Add a Dataset#
This page explains how to wire a new geospatial dataset into torchgeo-bench so that any registered model can be evaluated on it automatically.
Prerequisites#
Clone the repository and install the development dependencies:
$ git clone https://github.com/torchgeo/torchgeo-bench.git
$ cd torchgeo-bench
$ conda activate torchgeo-bench
$ uv sync --extra dev
This is the same setup used in Evaluate your own model (Stage 1). Download the dataset files so you can test loading locally:
$ torchgeo-bench download <dataset_name>
Implement BenchDataset#
Create a new module under src/torchgeo_bench/datasets/ and subclass
BenchDataset:
from torchgeo_bench.datasets.base import BenchDataset, BandSpec
class MyDataset(BenchDataset):
name = "my_dataset"
task = "classification" # or "segmentation"
num_classes = 10
bands: list[BandSpec] = [...]
split_sizes = {"train": 5000, "val": 1000, "test": 2000}
def get_dataset(self, split: str, bands) -> torch.utils.data.Dataset:
... # return a Dataset yielding (image_tensor, label) pairs
Required class-level attributes:
name— unique string identifier used by the Hydra registry and CLItask—"classification"or"segmentation"num_classes— integer label countbands— list ofBandSpecobjects supplying per-channel sensor / wavelength / normalisation statssplit_sizes— dict withtrain,val, andtestkeys
The get_dataset method must accept split ("train", "val", or
"test") and bands (the subset of bands requested by the model), and
return a torch.utils.data.Dataset whose __getitem__ yields
(image_tensor, label) pairs.
Note
V1 vs V2 loader patterns. V1 datasets (m- prefix) read images
directly from HDF5 files via
_V1Dataset. V2 datasets use
torchgeo dataset classes as the underlying loader and inherit from
_V2Dataset.

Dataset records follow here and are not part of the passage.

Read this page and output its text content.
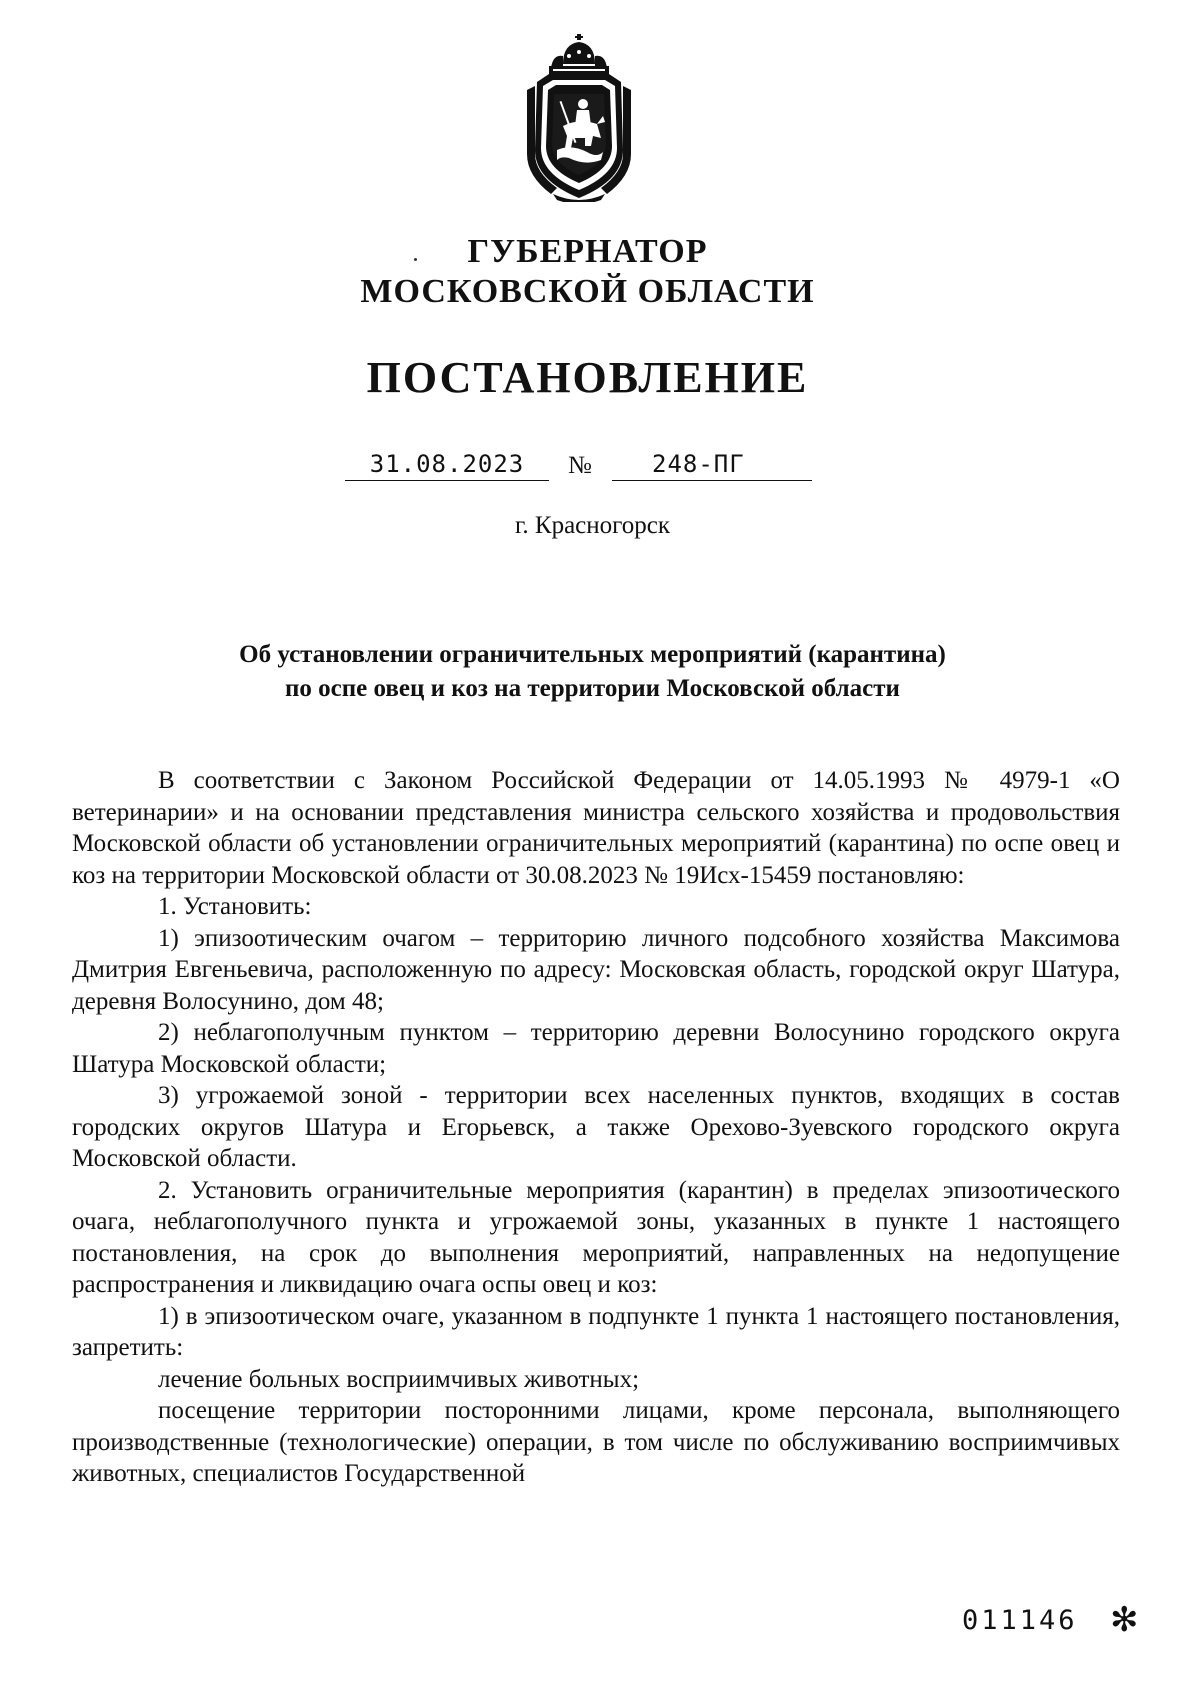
ГУБЕРНАТОР
МОСКОВСКОЙ ОБЛАСТИ
ПОСТАНОВЛЕНИЕ
31.08.2023	№	248-ПГ
г. Красногорск
Об установлении ограничительных мероприятий (карантина)
по оспе овец и коз на территории Московской области

В соответствии с Законом Российской Федерации от 14.05.1993 № 4979-1 «О ветеринарии» и на основании представления министра сельского хозяйства и продовольствия Московской области об установлении ограничительных мероприятий (карантина) по оспе овец и коз на территории Московской области от 30.08.2023 № 19Исх-15459 постановляю:

1. Установить:

1) эпизоотическим очагом – территорию личного подсобного хозяйства Максимова Дмитрия Евгеньевича, расположенную по адресу: Московская область, городской округ Шатура, деревня Волосунино, дом 48;

2) неблагополучным пунктом – территорию деревни Волосунино городского округа Шатура Московской области;

3) угрожаемой зоной - территории всех населенных пунктов, входящих в состав городских округов Шатура и Егорьевск, а также Орехово-Зуевского городского округа Московской области.

2. Установить ограничительные мероприятия (карантин) в пределах эпизоотического очага, неблагополучного пункта и угрожаемой зоны, указанных в пункте 1 настоящего постановления, на срок до выполнения мероприятий, направленных на недопущение распространения и ликвидацию очага оспы овец и коз:

1) в эпизоотическом очаге, указанном в подпункте 1 пункта 1 настоящего постановления, запретить:

лечение больных восприимчивых животных;

посещение территории посторонними лицами, кроме персонала, выполняющего производственные (технологические) операции, в том числе по обслуживанию восприимчивых животных, специалистов Государственной

011146 ✻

When adding a
genuinely new dataset, prefer the V2 torchgeo pattern so the loader can
participate in torchgeo’s transform pipeline.
Register and configure#
1. Export the class from src/torchgeo_bench/datasets/__init__.py:
from .my_dataset import MyDataset
2. Add a Hydra dataset config YAML under
src/torchgeo_bench/conf/dataset/ named after your dataset
(e.g. my_dataset.yaml):
# @package _global_
defaults:
- base_dataset
dataset:
name: my_dataset
num_classes: 10
task: classification
Adjust keys as needed; see existing configs in that directory for reference.
Run the smoke test#
With the dataset on disk, run a quick benchmark to verify the dataset loads and produces sensible results:
$ torchgeo-bench run model=timm/resnet50 dataset.names=[my_dataset] \
eval.skip_linear=true eval.bootstrap=10
Once results look sensible, follow the PR workflow described in Contribute a model (Stage 2) to open a pull request.